Sadece eğitimiyle ve işiyle değil, sosyal açıdan da, evliliğiyle de üst sınıfa ait Norma-Jean katil Marco’yu neden hayata bağlamak için bunca fedakârlığı göze alır? Hapishanenin ziyaret salonunda başlayan roman, anlatıyı kuran kişilerin hayatlarının hapishanesinde cevabı okura aratacaktır. Empoli kasabasıyla ve Solliciano tutukevi arasında Norma-Jean fiziksel ve ruhsal çözülmesini, erimesini, kayboluşunu yaşayadursun (kadın kahraman tam bir yok oluşa doğru kararlılıkla yol almaktadır), Miss Sarajevo’nun Joaquim’i bir türlü üstesinden gelemediği, gözünün önünden silinmeyen bir intiharın hapishanesinde savaş fotoğrafçılığıyla ayakta kalmaya çalışacaktır. İngrid Thobois’nın kişilerini olmanın (presence) ve yok olmanın sınırında derin bir boşluk içinde düşünmeliyiz.

İngrid Thobois

Miss Sarajevo Veya Kendinden Kaçan Bir Adam

Kendinden kaçan adam kırklı yaşlarında, savaş fotoğrafçılığı yaparak dünyayı dolaşan, iyi bir ailenin oğlu Joaquim’dir. Kız kardeşi Viviane’ın ergenlik anoreksisiyle başlayan kendini yok etme süreci intiharla son bulduğunda aile için de geriye dönüşü olmayan ve adı konmamış bir cehennem hayatı başlar. Anne giderek içine kapanır ve Alzheimer’la son bulacak güç bir döneme girer; baba cerrahlığını sürdürmekle birlikte, anne ölene kadar ona bakar. Oğul zaten okumak üzere aileden uzaklaşmışken kız kardeşin bu kadar trajik bir şekilde terk ettiği evden iyice kopar. Paris’te bir fotoğrafçılık okuluna başlar ve “yeni” bir hayat kurmayı ister (s.21).

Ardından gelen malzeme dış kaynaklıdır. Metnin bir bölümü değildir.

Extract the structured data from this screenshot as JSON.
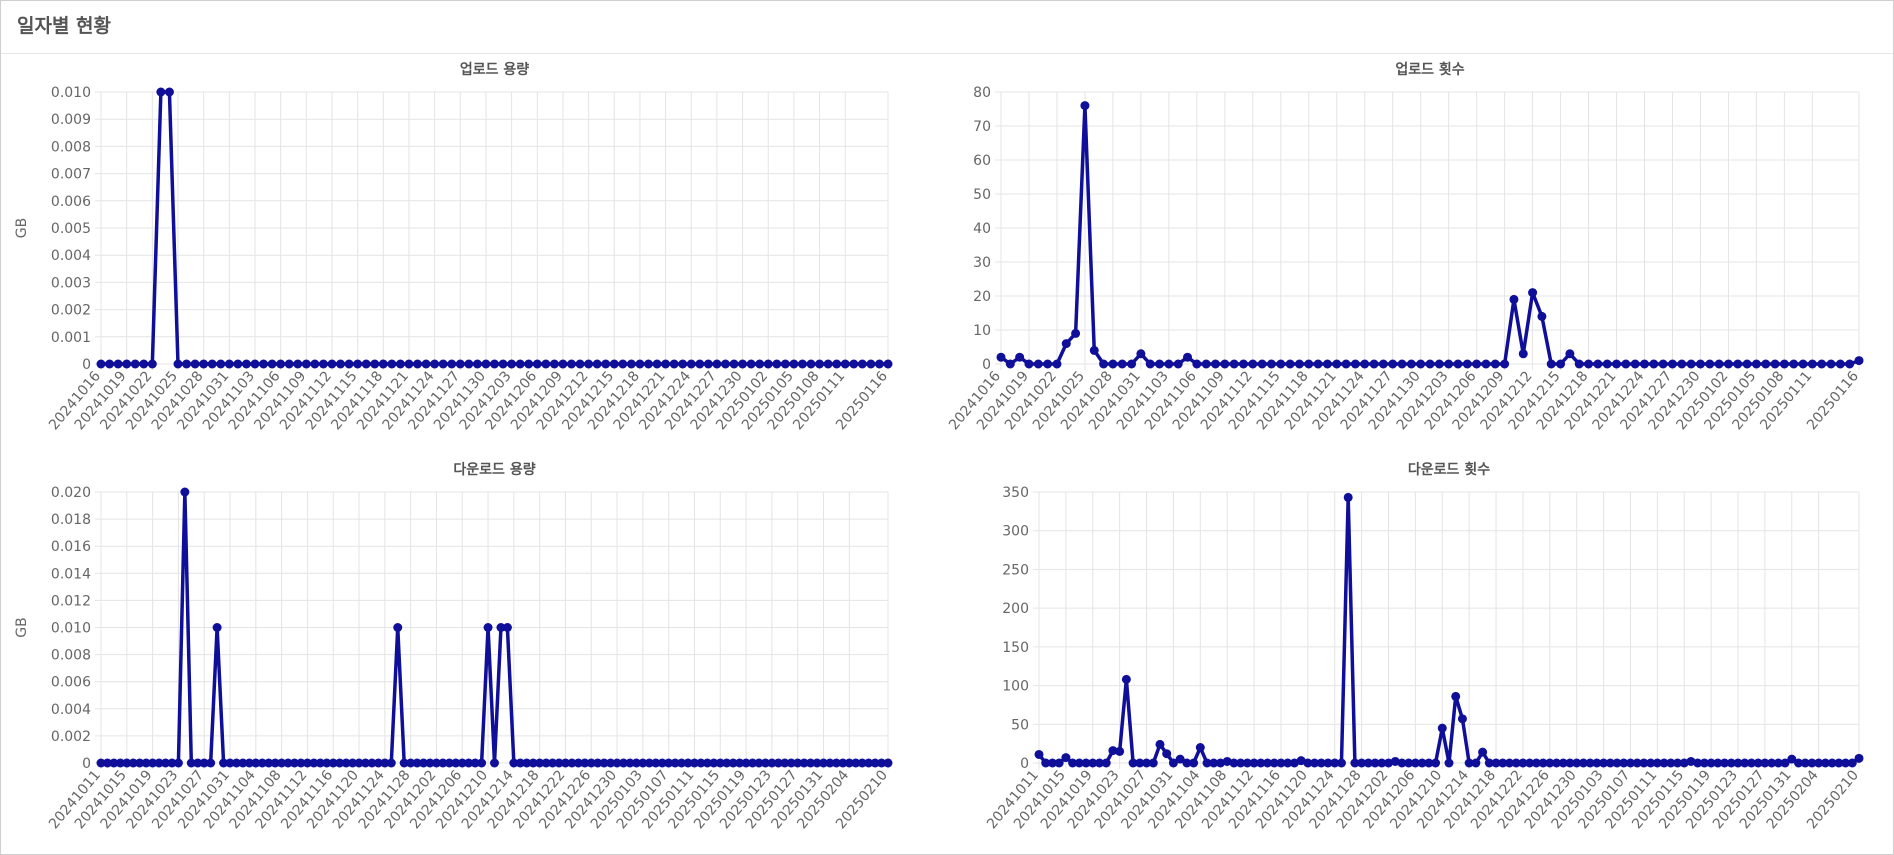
{
  "header": {
    "title": "일자별 현황"
  },
  "chart_data": [
    {
      "type": "line",
      "title": "업로드 용량",
      "y_label": "GB",
      "color": "#0f0f99",
      "categories": [
        "20241016",
        null,
        null,
        "20241019",
        null,
        null,
        "20241022",
        null,
        null,
        "20241025",
        null,
        null,
        "20241028",
        null,
        null,
        "20241031",
        null,
        null,
        "20241103",
        null,
        null,
        "20241106",
        null,
        null,
        "20241109",
        null,
        null,
        "20241112",
        null,
        null,
        "20241115",
        null,
        null,
        "20241118",
        null,
        null,
        "20241121",
        null,
        null,
        "20241124",
        null,
        null,
        "20241127",
        null,
        null,
        "20241130",
        null,
        null,
        "20241203",
        null,
        null,
        "20241206",
        null,
        null,
        "20241209",
        null,
        null,
        "20241212",
        null,
        null,
        "20241215",
        null,
        null,
        "20241218",
        null,
        null,
        "20241221",
        null,
        null,
        "20241224",
        null,
        null,
        "20241227",
        null,
        null,
        "20241230",
        null,
        null,
        "20250102",
        null,
        null,
        "20250105",
        null,
        null,
        "20250108",
        null,
        null,
        "20250111",
        null,
        null,
        null,
        null,
        "20250116"
      ],
      "values": [
        0,
        0,
        0,
        0,
        0,
        0,
        0,
        0.01,
        0.01,
        0,
        0,
        0,
        0,
        0,
        0,
        0,
        0,
        0,
        0,
        0,
        0,
        0,
        0,
        0,
        0,
        0,
        0,
        0,
        0,
        0,
        0,
        0,
        0,
        0,
        0,
        0,
        0,
        0,
        0,
        0,
        0,
        0,
        0,
        0,
        0,
        0,
        0,
        0,
        0,
        0,
        0,
        0,
        0,
        0,
        0,
        0,
        0,
        0,
        0,
        0,
        0,
        0,
        0,
        0,
        0,
        0,
        0,
        0,
        0,
        0,
        0,
        0,
        0,
        0,
        0,
        0,
        0,
        0,
        0,
        0,
        0,
        0,
        0,
        0,
        0,
        0,
        0,
        0,
        0,
        0,
        0,
        0,
        0
      ],
      "ylim": [
        0,
        0.01
      ],
      "yticks": [
        0,
        0.001,
        0.002,
        0.003,
        0.004,
        0.005,
        0.006,
        0.007,
        0.008,
        0.009,
        {
          "value": 0.01,
          "label": "0.010"
        }
      ],
      "grid": true
    },
    {
      "type": "line",
      "title": "업로드 횟수",
      "color": "#0f0f99",
      "categories": [
        "20241016",
        null,
        null,
        "20241019",
        null,
        null,
        "20241022",
        null,
        null,
        "20241025",
        null,
        null,
        "20241028",
        null,
        null,
        "20241031",
        null,
        null,
        "20241103",
        null,
        null,
        "20241106",
        null,
        null,
        "20241109",
        null,
        null,
        "20241112",
        null,
        null,
        "20241115",
        null,
        null,
        "20241118",
        null,
        null,
        "20241121",
        null,
        null,
        "20241124",
        null,
        null,
        "20241127",
        null,
        null,
        "20241130",
        null,
        null,
        "20241203",
        null,
        null,
        "20241206",
        null,
        null,
        "20241209",
        null,
        null,
        "20241212",
        null,
        null,
        "20241215",
        null,
        null,
        "20241218",
        null,
        null,
        "20241221",
        null,
        null,
        "20241224",
        null,
        null,
        "20241227",
        null,
        null,
        "20241230",
        null,
        null,
        "20250102",
        null,
        null,
        "20250105",
        null,
        null,
        "20250108",
        null,
        null,
        "20250111",
        null,
        null,
        null,
        null,
        "20250116"
      ],
      "values": [
        2,
        0,
        2,
        0,
        0,
        0,
        0,
        6,
        9,
        76,
        4,
        0,
        0,
        0,
        0,
        3,
        0,
        0,
        0,
        0,
        2,
        0,
        0,
        0,
        0,
        0,
        0,
        0,
        0,
        0,
        0,
        0,
        0,
        0,
        0,
        0,
        0,
        0,
        0,
        0,
        0,
        0,
        0,
        0,
        0,
        0,
        0,
        0,
        0,
        0,
        0,
        0,
        0,
        0,
        0,
        19,
        3,
        21,
        14,
        0,
        0,
        3,
        0,
        0,
        0,
        0,
        0,
        0,
        0,
        0,
        0,
        0,
        0,
        0,
        0,
        0,
        0,
        0,
        0,
        0,
        0,
        0,
        0,
        0,
        0,
        0,
        0,
        0,
        0,
        0,
        0,
        0,
        1
      ],
      "ylim": [
        0,
        80
      ],
      "yticks": [
        0,
        10,
        20,
        30,
        40,
        50,
        60,
        70,
        80
      ],
      "grid": true
    },
    {
      "type": "line",
      "title": "다운로드 용량",
      "y_label": "GB",
      "color": "#0f0f99",
      "categories": [
        "20241011",
        null,
        null,
        null,
        "20241015",
        null,
        null,
        null,
        "20241019",
        null,
        null,
        null,
        "20241023",
        null,
        null,
        null,
        "20241027",
        null,
        null,
        null,
        "20241031",
        null,
        null,
        null,
        "20241104",
        null,
        null,
        null,
        "20241108",
        null,
        null,
        null,
        "20241112",
        null,
        null,
        null,
        "20241116",
        null,
        null,
        null,
        "20241120",
        null,
        null,
        null,
        "20241124",
        null,
        null,
        null,
        "20241128",
        null,
        null,
        null,
        "20241202",
        null,
        null,
        null,
        "20241206",
        null,
        null,
        null,
        "20241210",
        null,
        null,
        null,
        "20241214",
        null,
        null,
        null,
        "20241218",
        null,
        null,
        null,
        "20241222",
        null,
        null,
        null,
        "20241226",
        null,
        null,
        null,
        "20241230",
        null,
        null,
        null,
        "20250103",
        null,
        null,
        null,
        "20250107",
        null,
        null,
        null,
        "20250111",
        null,
        null,
        null,
        "20250115",
        null,
        null,
        null,
        "20250119",
        null,
        null,
        null,
        "20250123",
        null,
        null,
        null,
        "20250127",
        null,
        null,
        null,
        "20250131",
        null,
        null,
        null,
        "20250204",
        null,
        null,
        null,
        null,
        null,
        "20250210"
      ],
      "values": [
        0,
        0,
        0,
        0,
        0,
        0,
        0,
        0,
        0,
        0,
        0,
        0,
        0,
        0.02,
        0,
        0,
        0,
        0,
        0.01,
        0,
        0,
        0,
        0,
        0,
        0,
        0,
        0,
        0,
        0,
        0,
        0,
        0,
        0,
        0,
        0,
        0,
        0,
        0,
        0,
        0,
        0,
        0,
        0,
        0,
        0,
        0,
        0.01,
        0,
        0,
        0,
        0,
        0,
        0,
        0,
        0,
        0,
        0,
        0,
        0,
        0,
        0.01,
        0,
        0.01,
        0.01,
        0,
        0,
        0,
        0,
        0,
        0,
        0,
        0,
        0,
        0,
        0,
        0,
        0,
        0,
        0,
        0,
        0,
        0,
        0,
        0,
        0,
        0,
        0,
        0,
        0,
        0,
        0,
        0,
        0,
        0,
        0,
        0,
        0,
        0,
        0,
        0,
        0,
        0,
        0,
        0,
        0,
        0,
        0,
        0,
        0,
        0,
        0,
        0,
        0,
        0,
        0,
        0,
        0,
        0,
        0,
        0,
        0,
        0,
        0
      ],
      "ylim": [
        0,
        0.02
      ],
      "yticks": [
        0,
        0.002,
        0.004,
        0.006,
        0.008,
        {
          "value": 0.01,
          "label": "0.010"
        },
        0.012,
        0.014,
        0.016,
        0.018,
        {
          "value": 0.02,
          "label": "0.020"
        }
      ],
      "grid": true
    },
    {
      "type": "line",
      "title": "다운로드 횟수",
      "color": "#0f0f99",
      "categories": [
        "20241011",
        null,
        null,
        null,
        "20241015",
        null,
        null,
        null,
        "20241019",
        null,
        null,
        null,
        "20241023",
        null,
        null,
        null,
        "20241027",
        null,
        null,
        null,
        "20241031",
        null,
        null,
        null,
        "20241104",
        null,
        null,
        null,
        "20241108",
        null,
        null,
        null,
        "20241112",
        null,
        null,
        null,
        "20241116",
        null,
        null,
        null,
        "20241120",
        null,
        null,
        null,
        "20241124",
        null,
        null,
        null,
        "20241128",
        null,
        null,
        null,
        "20241202",
        null,
        null,
        null,
        "20241206",
        null,
        null,
        null,
        "20241210",
        null,
        null,
        null,
        "20241214",
        null,
        null,
        null,
        "20241218",
        null,
        null,
        null,
        "20241222",
        null,
        null,
        null,
        "20241226",
        null,
        null,
        null,
        "20241230",
        null,
        null,
        null,
        "20250103",
        null,
        null,
        null,
        "20250107",
        null,
        null,
        null,
        "20250111",
        null,
        null,
        null,
        "20250115",
        null,
        null,
        null,
        "20250119",
        null,
        null,
        null,
        "20250123",
        null,
        null,
        null,
        "20250127",
        null,
        null,
        null,
        "20250131",
        null,
        null,
        null,
        "20250204",
        null,
        null,
        null,
        null,
        null,
        "20250210"
      ],
      "values": [
        11,
        0,
        0,
        0,
        7,
        0,
        0,
        0,
        0,
        0,
        0,
        16,
        15,
        108,
        0,
        0,
        0,
        0,
        24,
        12,
        0,
        5,
        0,
        0,
        20,
        0,
        0,
        0,
        2,
        0,
        0,
        0,
        0,
        0,
        0,
        0,
        0,
        0,
        0,
        3,
        0,
        0,
        0,
        0,
        0,
        0,
        343,
        0,
        0,
        0,
        0,
        0,
        0,
        2,
        0,
        0,
        0,
        0,
        0,
        0,
        45,
        0,
        86,
        57,
        0,
        0,
        14,
        0,
        0,
        0,
        0,
        0,
        0,
        0,
        0,
        0,
        0,
        0,
        0,
        0,
        0,
        0,
        0,
        0,
        0,
        0,
        0,
        0,
        0,
        0,
        0,
        0,
        0,
        0,
        0,
        0,
        0,
        2,
        0,
        0,
        0,
        0,
        0,
        0,
        0,
        0,
        0,
        0,
        0,
        0,
        0,
        0,
        5,
        0,
        0,
        0,
        0,
        0,
        0,
        0,
        0,
        0,
        6
      ],
      "ylim": [
        0,
        350
      ],
      "yticks": [
        0,
        50,
        100,
        150,
        200,
        250,
        300,
        350
      ],
      "grid": true
    }
  ]
}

Roman Joaquim’in kırk dört yaşına geldiğinde, babasının miras bıraktığı (kardeşin ve annenin öldüğü) Rouen’daki evi teslim almak ve diğer işlemler (cenaze) için noteri görmek üzere karanlık hatıraların yıllarca kapalı kalmış olduğu eve doğru yola çıkmasıyla başlar. Aradan yirmi yıldan fazla bir zaman geçmiştir buraya gitmeyeli: “Tren de hiç değişmemiş, tek değişiklik vagonlarda sigara içmenin yasaklanması” (s.39).

Oysa ne çok şey değişmiştir Joaquim’in hayatında: Örneğin altmış yedi yaşında ölen babasıyla arası tam bir kopuşa gitmiştir. Yaşadıkları korkunç kaybın karşısında ilk adımın cerrah babadan gelmesini boşuna beklemiştir (s.40). Arada annenin cenazesi dışında hemen hiç görüşmemişlerdir. Sonuçta Joaquim aile evine bir noterin yönlendirmesiyle gidecek, iç sıkıntısıyla başlayan yolculuğu olabildiğince mekanik bir biçimde tamamlamak isteyecektir. Ama geçmişin görüntüleri, düşünceleri ve yüzleşilmemiş imgeleri onu rahat bırakmayacaktır.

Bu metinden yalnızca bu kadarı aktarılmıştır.